TOMBOUCTOU: Islamic militants linked to Al-Qaeda are building fortified bunkers in the Sahara desert of Algeria and Mali to shelter against air attack as their power grows, security experts believe.
Taking no account of national boundaries, the members of Al-Qaeda in the Islamic Maghreb (AQIM) have implanted themselves in the desert, gaining revenue from ransoming western captives and illegal trafficking.
"We have different verifiable reports which enable us to state that AQIM is currently in the process of building shelters, or bunkers, in which to hide against attacks in the desert shared by Mali and Algeria," a Malian source said.
"There is no doubt these people are giving themselves the means to their ends," the source, a highly-placed official in Mali’s northern operational command, added.
An official from one of Mali’s neighbors confirmed the reports, saying, "The terrorists are building fortified bunkers in mountain areas because they fear coming under air attack.
"Some have already been constructed in Mali and Algeria, and others have been started along the Niger border."
Well-organized and highly mobile, AQIM has been virtually unassailable in the Sahara, but the countries where the Islamists operate have recently been offered help from the West, including France and the United States.
Experts stress that aircraft are vital to track them down and attack them.
"I think they are worried at the prospect of every country in the region joining in a widespread conflict, hence their decision to take counter-measures," former Malian defense minister and intelligence Chief Soumeylou Boubeye Maiga said.
"The Islamists want to control the Sahara," he said. "They take hostages to have money and a reputation, but also to deter those who want to contest that control."
Malian academic Hamed Maiga is currently preparing a thesis on AQIM and regularly visits northern Mali.
"At night witnesses have reported hearing the noise of machinery in the mountains or rocky regions where the Islamists are building bunkers against air attack," he said.
Hamed Maiga said the fighters had already laid minefields around their desert hideouts to guard against assaults overland.
Their construction of more permanent fortifications also showed their determination to make the region their permanent base, he said. "Otherwise they could just move elsewhere to avoid attacks."
AQIM was founded in the late 1990s by radical Algerian Islamists who sought the overthrow of the Algerian government to be replaced with Islamic rule. The organization linked to Al-Qaeda in 2006.

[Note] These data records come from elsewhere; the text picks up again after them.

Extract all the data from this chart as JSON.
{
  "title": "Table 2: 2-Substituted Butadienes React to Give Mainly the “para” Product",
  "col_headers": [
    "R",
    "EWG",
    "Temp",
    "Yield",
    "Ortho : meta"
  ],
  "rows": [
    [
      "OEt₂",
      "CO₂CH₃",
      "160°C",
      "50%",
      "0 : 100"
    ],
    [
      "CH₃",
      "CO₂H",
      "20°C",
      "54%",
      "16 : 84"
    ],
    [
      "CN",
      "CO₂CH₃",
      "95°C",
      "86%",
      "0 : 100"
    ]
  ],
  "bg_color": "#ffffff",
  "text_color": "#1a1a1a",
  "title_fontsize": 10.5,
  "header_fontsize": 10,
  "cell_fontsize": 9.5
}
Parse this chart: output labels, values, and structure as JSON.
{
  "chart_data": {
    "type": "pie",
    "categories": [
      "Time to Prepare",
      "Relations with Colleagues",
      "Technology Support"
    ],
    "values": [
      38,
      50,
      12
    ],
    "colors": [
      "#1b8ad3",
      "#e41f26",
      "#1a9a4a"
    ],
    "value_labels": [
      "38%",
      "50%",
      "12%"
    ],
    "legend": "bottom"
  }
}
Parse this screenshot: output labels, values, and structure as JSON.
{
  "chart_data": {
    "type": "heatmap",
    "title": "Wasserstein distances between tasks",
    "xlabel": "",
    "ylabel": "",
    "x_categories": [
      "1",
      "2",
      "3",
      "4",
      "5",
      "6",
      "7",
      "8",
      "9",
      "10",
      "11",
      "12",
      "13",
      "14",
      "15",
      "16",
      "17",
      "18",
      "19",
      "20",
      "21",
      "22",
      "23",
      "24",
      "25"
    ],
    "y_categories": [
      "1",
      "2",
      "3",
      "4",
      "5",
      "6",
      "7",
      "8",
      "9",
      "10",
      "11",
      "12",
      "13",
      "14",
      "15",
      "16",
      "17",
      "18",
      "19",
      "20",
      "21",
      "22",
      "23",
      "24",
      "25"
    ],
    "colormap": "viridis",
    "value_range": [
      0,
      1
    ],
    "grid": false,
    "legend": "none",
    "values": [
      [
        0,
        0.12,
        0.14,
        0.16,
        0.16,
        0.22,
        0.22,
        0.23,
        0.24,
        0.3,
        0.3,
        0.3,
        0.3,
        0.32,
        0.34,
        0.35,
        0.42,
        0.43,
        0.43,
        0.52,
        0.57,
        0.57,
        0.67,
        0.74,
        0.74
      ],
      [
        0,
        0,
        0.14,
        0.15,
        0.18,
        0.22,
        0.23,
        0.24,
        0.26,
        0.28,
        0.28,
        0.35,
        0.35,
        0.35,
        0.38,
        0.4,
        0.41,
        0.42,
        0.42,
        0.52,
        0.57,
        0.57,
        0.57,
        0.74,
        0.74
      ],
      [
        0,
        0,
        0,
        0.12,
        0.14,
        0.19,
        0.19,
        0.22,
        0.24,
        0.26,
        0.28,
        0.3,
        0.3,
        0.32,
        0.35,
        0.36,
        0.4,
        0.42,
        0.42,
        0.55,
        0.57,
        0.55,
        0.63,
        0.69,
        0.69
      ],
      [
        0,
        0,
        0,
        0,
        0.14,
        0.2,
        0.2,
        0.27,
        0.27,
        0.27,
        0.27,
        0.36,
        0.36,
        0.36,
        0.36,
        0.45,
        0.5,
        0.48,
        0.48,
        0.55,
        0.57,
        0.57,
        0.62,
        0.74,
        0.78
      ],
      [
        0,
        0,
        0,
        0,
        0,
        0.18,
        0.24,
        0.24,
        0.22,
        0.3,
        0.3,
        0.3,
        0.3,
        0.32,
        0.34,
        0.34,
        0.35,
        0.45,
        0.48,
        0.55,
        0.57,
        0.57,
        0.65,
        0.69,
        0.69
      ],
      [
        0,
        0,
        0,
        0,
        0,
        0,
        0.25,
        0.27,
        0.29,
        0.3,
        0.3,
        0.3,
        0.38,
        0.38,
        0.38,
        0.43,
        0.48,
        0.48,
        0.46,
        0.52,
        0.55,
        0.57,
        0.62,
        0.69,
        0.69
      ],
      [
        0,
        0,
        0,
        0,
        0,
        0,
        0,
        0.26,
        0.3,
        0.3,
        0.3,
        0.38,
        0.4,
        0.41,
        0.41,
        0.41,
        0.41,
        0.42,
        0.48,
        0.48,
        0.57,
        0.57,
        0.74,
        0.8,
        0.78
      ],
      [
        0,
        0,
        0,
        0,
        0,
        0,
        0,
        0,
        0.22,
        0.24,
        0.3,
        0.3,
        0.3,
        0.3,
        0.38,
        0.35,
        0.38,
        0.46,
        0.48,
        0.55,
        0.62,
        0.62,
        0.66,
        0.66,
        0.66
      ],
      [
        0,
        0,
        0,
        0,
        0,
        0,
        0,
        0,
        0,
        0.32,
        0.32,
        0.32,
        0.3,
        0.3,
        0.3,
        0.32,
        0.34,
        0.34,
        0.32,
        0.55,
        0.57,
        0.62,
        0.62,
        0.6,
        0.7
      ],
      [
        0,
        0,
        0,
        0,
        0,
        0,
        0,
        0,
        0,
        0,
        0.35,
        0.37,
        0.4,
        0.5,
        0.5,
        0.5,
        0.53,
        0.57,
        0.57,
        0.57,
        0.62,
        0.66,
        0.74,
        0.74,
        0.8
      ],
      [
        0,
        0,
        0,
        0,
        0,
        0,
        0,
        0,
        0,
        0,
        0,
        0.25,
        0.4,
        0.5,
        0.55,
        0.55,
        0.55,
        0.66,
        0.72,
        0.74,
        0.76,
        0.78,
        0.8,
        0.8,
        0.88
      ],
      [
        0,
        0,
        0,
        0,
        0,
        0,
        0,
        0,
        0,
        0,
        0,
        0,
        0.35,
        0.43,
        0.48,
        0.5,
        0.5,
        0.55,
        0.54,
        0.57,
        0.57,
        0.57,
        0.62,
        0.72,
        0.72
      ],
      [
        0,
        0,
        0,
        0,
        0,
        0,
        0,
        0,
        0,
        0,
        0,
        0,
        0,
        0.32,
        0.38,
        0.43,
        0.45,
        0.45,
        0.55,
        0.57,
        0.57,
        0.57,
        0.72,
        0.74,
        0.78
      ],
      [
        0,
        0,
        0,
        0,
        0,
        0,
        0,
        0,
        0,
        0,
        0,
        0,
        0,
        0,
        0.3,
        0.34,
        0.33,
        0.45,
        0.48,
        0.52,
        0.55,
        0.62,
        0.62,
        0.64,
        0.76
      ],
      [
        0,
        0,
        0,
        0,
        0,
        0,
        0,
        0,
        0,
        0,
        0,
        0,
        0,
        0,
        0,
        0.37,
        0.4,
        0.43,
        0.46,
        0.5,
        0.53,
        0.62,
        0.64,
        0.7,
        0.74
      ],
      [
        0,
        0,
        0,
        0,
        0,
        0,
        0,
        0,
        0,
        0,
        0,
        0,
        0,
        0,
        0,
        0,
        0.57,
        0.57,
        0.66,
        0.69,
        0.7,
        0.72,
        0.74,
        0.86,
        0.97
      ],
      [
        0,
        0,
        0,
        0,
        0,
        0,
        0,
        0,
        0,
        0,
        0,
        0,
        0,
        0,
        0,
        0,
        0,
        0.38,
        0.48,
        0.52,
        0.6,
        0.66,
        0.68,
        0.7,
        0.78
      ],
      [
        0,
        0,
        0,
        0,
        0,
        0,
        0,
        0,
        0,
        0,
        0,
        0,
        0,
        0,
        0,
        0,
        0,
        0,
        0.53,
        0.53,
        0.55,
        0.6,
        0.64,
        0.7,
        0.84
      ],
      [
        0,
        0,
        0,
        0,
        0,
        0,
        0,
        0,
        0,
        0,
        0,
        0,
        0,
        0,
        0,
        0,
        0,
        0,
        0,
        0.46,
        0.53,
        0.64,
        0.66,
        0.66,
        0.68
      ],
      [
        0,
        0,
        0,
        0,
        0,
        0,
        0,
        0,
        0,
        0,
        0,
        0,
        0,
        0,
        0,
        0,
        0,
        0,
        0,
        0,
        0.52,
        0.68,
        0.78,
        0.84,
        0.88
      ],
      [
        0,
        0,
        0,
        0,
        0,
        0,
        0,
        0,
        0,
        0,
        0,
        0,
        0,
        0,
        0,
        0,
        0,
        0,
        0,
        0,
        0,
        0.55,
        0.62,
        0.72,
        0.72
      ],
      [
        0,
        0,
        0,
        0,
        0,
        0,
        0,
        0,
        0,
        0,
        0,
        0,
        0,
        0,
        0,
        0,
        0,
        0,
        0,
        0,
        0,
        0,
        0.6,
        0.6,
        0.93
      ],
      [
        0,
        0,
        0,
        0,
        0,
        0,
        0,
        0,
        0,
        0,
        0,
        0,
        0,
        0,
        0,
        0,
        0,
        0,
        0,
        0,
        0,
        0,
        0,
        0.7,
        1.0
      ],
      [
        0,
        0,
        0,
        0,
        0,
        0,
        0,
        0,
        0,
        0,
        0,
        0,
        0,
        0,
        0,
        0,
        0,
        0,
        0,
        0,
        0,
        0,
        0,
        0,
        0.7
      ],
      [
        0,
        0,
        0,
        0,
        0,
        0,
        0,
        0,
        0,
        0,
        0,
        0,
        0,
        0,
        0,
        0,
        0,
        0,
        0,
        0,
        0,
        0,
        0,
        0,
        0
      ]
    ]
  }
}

Believed to number around 300 men, its influence spans large parts of north and west Africa and it has raked in millions of dollars from ransoms, funding a tiny but well-oiled army.
The militant Islamists have spun a tight network across tribes, clans, family and business lines that stretch across the Sahel.
They have managed to avoid capture in the complex and tough landscape by integrating into its social fabric: they support poor tribes, finance the digging of wells and sometimes distribute medicine.
But they also engage in racketeering, and facilitate the trafficking of drugs by South American cartels that use the region as a key transit point to Europe by taxing and protecting convoys.
Algeria’s Interior Minister Dahou Ould Kablia said Wednesday that Algiers would be implementing a new strategy against "trans-Sahara terrorism" in cooperation with neighboring countries.
Quoted by the state news agency APS, he said that border security would also be strengthened.
Speaking in Oran to regional officials of western Algeria, Kablia claimed that terrorism had been considerably reduced, but said other problems such as theft, smuggling and drug-dealing had to be confronted.